TAURUS–LOBBYISMUS IM DEUTSCHEN BUNDESTAG NACH INFORMATIONEN DES OFFIZIELLEN LOBBY-REGISTERS
Deutscher Bundestag: Registereintrag des
Taurus-Herstellers MBDA Deutschland GmbH
Jährliche finanzielle Aufwendungen im Bereich der Interessenvertretung: Geschäftsjahr: 01/22 bis 12/22
880.001 bis 890.000 Euro
Anzahl der Beschäftigten im Bereich der Interessenvertretung:
11 bis 20 […]
Beschäftigte, die Interessenvertretung unmittelbar ausüben (13) [Namensliste …]
Beschreibung der Tätigkeit:
Im Rahmen Ihrer Geschäftstätigkeiten informiert die MBDA Deutschland regelmäßig Mitglieder des Deutschen Bundestages, der Bundesregierung und der Ministerien über technologische Entwicklungen und Lösungsmöglichkeiten zum Schutz unserer Soldatinnen und Soldaten.

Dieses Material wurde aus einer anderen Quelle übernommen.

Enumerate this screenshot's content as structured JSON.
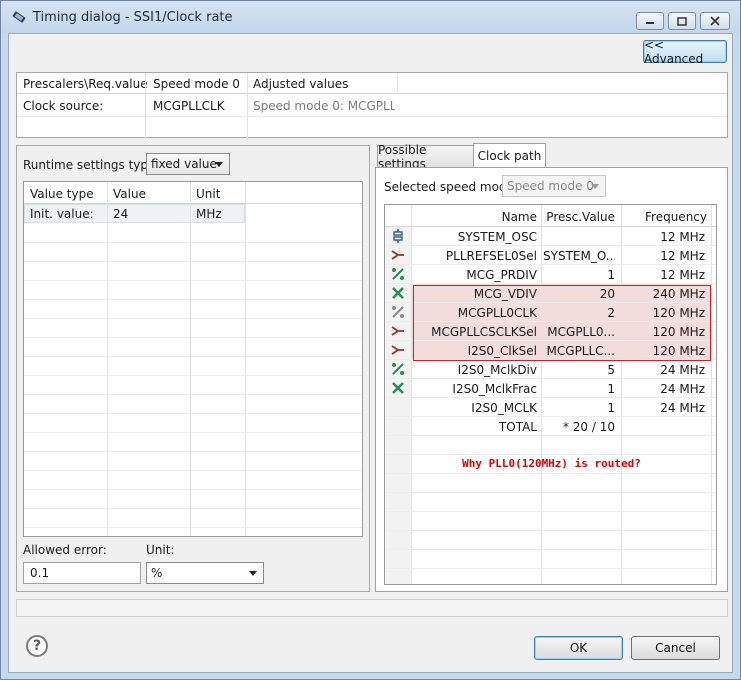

Darüber hinaus engagiert sich die MBDA Deutschland in Diskussionen zur Beschaffungs- und Exportpolitik und leistet Beiträge zum allgemeinen gesellschaftspolitischen Diskurs zur Sicherheits-, Verteidigungs- und Außenpolitik. […]
Mitgliedschaften (9): […] Wirtschaftsrat der CDU e. V. […]

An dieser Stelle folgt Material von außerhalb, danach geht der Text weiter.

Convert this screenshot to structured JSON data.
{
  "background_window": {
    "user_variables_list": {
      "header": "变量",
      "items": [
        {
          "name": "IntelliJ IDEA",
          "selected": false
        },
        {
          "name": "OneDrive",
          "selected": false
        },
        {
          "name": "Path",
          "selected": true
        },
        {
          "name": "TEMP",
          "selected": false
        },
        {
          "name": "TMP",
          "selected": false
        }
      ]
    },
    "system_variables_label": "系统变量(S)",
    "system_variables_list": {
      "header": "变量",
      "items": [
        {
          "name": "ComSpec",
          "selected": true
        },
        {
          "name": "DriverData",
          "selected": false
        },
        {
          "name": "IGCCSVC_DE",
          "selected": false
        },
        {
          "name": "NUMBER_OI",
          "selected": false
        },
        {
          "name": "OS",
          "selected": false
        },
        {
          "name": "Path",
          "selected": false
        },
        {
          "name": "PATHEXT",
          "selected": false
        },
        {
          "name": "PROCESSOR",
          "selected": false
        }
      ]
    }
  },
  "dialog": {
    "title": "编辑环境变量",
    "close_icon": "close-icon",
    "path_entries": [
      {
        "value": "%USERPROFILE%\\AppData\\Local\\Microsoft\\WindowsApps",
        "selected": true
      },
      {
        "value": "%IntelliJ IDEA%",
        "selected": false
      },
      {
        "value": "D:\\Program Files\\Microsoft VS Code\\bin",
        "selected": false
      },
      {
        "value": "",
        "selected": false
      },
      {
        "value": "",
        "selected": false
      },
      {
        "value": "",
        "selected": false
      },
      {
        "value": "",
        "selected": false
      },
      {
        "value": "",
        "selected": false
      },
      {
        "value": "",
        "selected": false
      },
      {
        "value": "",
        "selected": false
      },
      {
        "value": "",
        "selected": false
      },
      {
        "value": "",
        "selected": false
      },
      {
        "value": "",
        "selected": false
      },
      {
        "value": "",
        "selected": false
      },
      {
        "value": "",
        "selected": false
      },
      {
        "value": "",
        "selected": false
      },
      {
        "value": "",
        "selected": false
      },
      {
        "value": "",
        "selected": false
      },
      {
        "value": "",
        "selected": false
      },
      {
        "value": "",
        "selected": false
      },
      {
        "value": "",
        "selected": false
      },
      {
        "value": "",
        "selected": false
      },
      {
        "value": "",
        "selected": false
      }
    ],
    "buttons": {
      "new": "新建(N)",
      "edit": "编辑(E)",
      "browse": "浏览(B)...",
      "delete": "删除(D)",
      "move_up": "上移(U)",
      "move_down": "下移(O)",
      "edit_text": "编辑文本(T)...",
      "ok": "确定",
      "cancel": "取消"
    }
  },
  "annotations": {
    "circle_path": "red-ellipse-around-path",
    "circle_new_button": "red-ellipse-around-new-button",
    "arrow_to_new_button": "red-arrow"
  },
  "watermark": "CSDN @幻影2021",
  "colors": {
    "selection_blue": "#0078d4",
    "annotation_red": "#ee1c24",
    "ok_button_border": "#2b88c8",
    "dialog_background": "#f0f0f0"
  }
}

Zuwendungen oder Zuschüsse über 20.000 Euro (2):
European Union, represented by European Commission Directorate – General Defence Industry and Space,
Betrag: 450.001 bis 460.000 Euro, Brüssel, Belgien
Quelle: Lobbyregister, MBDA, 23.6.2023, Detailansicht des Registereintrags, MBDA Deutschland GmbH, Aktuell seit 23.06.2023.

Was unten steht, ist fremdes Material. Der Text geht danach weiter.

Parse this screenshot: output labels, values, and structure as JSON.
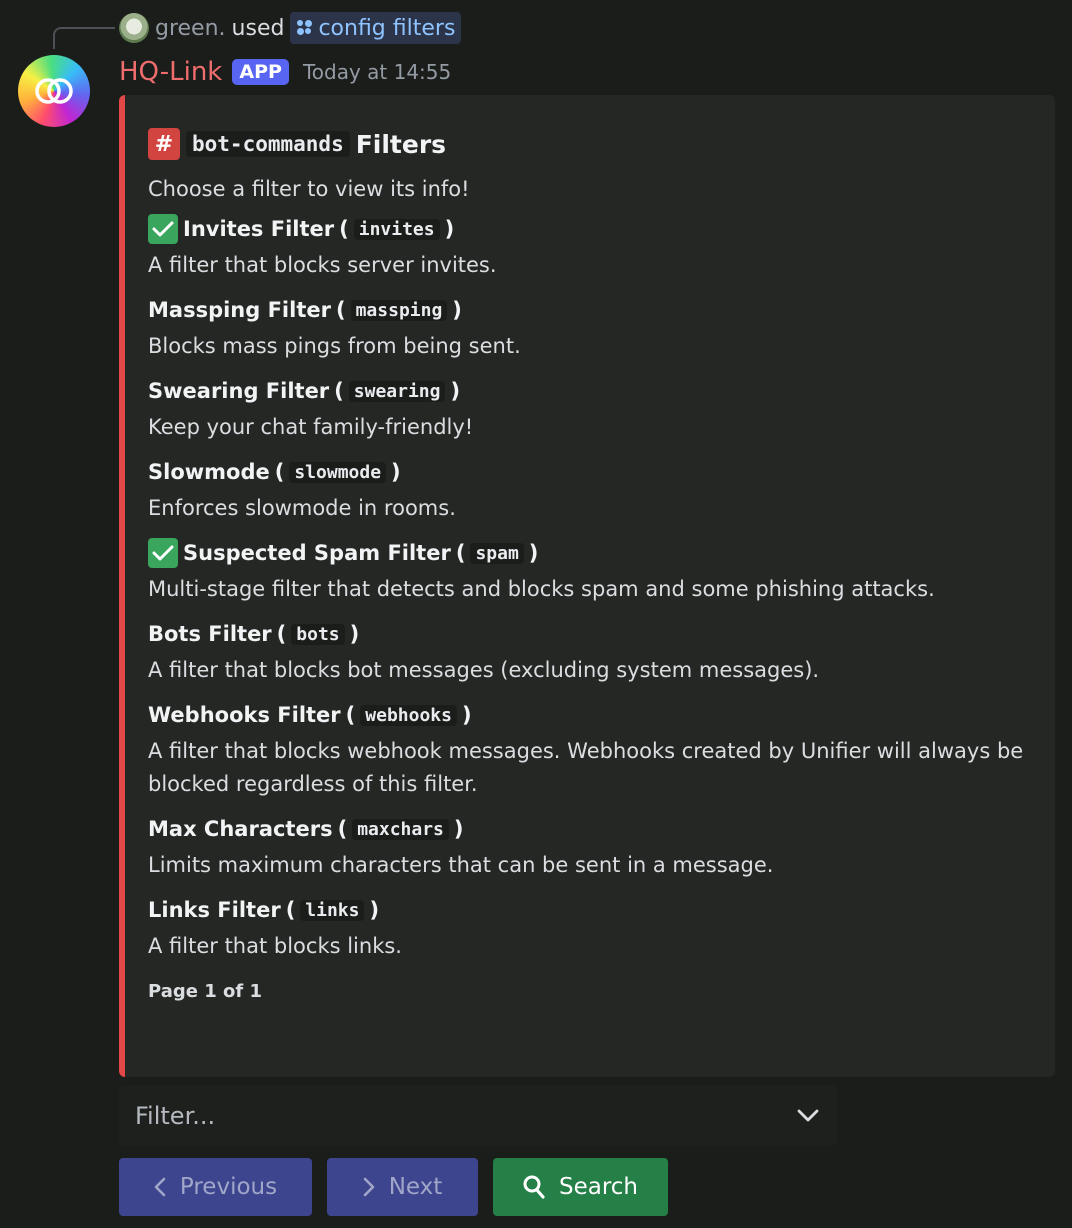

♦ Neue Aufträge für die Rüstungsindustrie sind selbst in Krisen- und Kriegszeiten keine Selbstläufer. Denn nach Ende des Kalten Krieges 1990 haben sich Strukturen etabliert, die sich einer internationalen Friedens- und Konfliktprävention verschrieben haben. Deutschland fördert hierzu Forschungsinstitute auf Bundes- und Landesebene, die der Politikberatung dienen, um alternative Wege zu militärischen Eskalationen aufzuzeigen (bundesstiftung-friedensforschung.de, ifsh.de, prif.de).
♦ Um den weltweiten Trend zur Abrüstung zu stoppen (Riedel 2022/6) und den öffentlichen Diskurs zugunsten einer Wiederaufrüstung zu beeinflussen, betreiben die Rüstungsunternehmen Lobbyarbeit. Ein zentrales Lobbyregister gibt Auskunft: Aktuell sind 6.209 Verbände mit 33.618 Personen registriert, die für ihre Interessensvertretung direkten Zugang zum Bundestag haben (lobbyregister.bundestag.de). Statistisch fallen auf jeden gewählten Abgeordneten rund 8 Lobbyverbände oder 46 registrierte Lobbyvertreter.
♦ Wie aus den Registereinträgen hervorgeht, beschäftigt der TAURUS-Hersteller MBDA 13 Mitarbeiter, die im Bundestag eine „Interessenvertretung unmittelbar ausüben“. Dafür wendete das Unternehmen in 2022 890.000 Euro auf (Lobbyregister, MBDA, 23.6.2023). Im gleichen Zeitraum erhielt es von der EU-Kommission 460.000 Euro aus öffentlichen Geldern für seine Lobbyarbeit (vgl. Zitat linke Seite). Rheinmetall beschäftigt für sein Lobbying 5 Mitarbeiter mit direktem Zugang zum Bundestag und einem Budget von einer 1.030.000 Euro (Lobbyregister, Rheinmetall, 24.5.2023).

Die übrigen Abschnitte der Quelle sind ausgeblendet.